買い物から帰ってきた僕に、一番最初にかけられた言葉。
そんなめーちゃんの手にはマスターがいつも買ってくる、皆大好物のプリンが握られていた。その隣でミクやリンが嬉しそうにプリンを口に運び、レンとルカ姉は無表情で黙々と食べている。

がくぽは行儀よく正座なんてして…

「カイト前にプリンとかいらない〜とか言ってたし、6個しかなかったのよ」
「ひ、ひどいっ!(泣)」

アイス以外はいらないと思っていても、目の前で皆が食べているのに自分だけが食べられないというのは、少なからず嫌な思いをしてしまう。

「リン」
「むっ!あげないよ!!リンのだもんっ」
「…ミク」
「えへ、食べ終わっちゃった☆」
「……ルカ姉」
「拒否」
「め、めーちゃ…」
「今度マスターに買ってきてもらいなさいよ」
「残しておけばよかったでござるな」
「いや…いいよ」

皆してひどい…
もういいよ、今日の晩御飯に唐辛子大量にぶち込んでやるんだから…!!←

「ん」

自分でもおとなげないと思いながらそう考えていると、目の前までプリンの乗ったスプーンが近づけられた。
びっくりして顔をあげると、レンが少し見下ろしがちに僕を見ている。
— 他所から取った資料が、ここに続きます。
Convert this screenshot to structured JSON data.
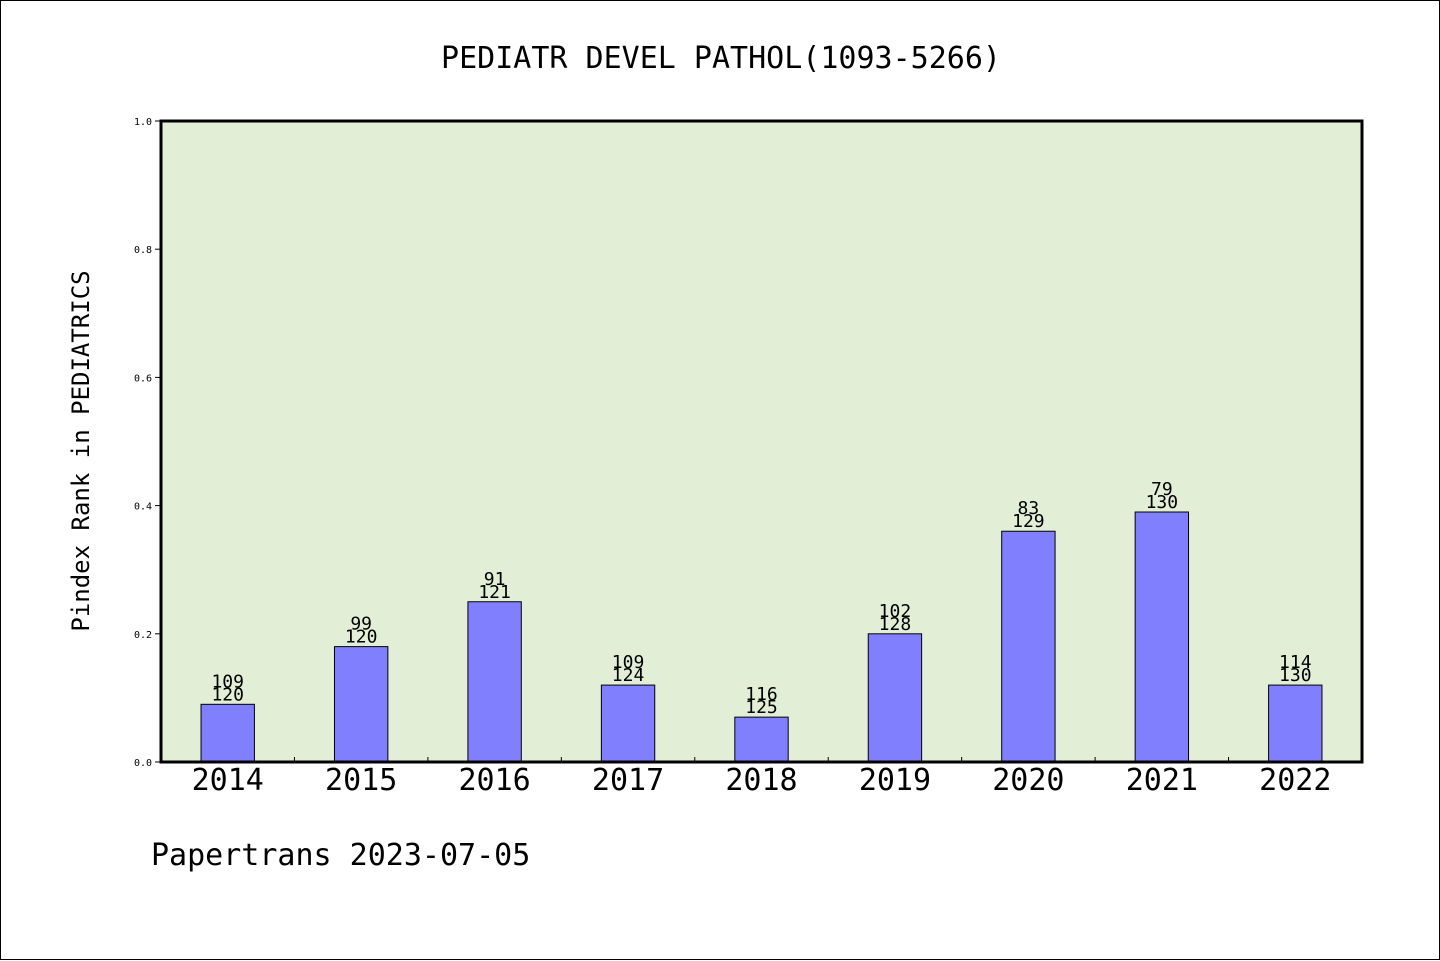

そのまま固まる僕に、「ん!」とスプーンをさらに近づけてきた。

「え…レン…くれるの?」
「い、いらないなら俺が食べるからな…!」
「いる!食べます!」

差し出されたスプーンをパクリと含むと、甘いプリンの味が口の中に広がる。

「美味しい。ありがとう、レン」
「…ふん//」

真っ赤になって再びプリンを食べはじめたレン。
可愛いなぁv

「今度、カイトのアイスもらうからなっ」
「うん、いいよv」
「バナナのやつ」
「うんv」

その時は僕が食べさせてあげるんだ。レンの事だから嫌だとか言いそうだけど…

「レン」
「何、…ん」

プリンを頬張るレンの横に座り、名前を呼ぶ。
僕の声に反応して振り返ったところを見計らい、唇に軽くキスを落とした。

「っ…な、なにすんだよっっ!!!!!!!!///」
「お礼」
「こんなお礼いるかバカッ!///」
「可愛いなぁvV」
「うっさい!!!!!」

皆がいるなんて関係ない。
好きな子にあんな事してもらえるなんて、幸せすぎてしねる。

僕の恋人は世界一可愛い。

この日を境に僕は、プリンを毎日買うようになった。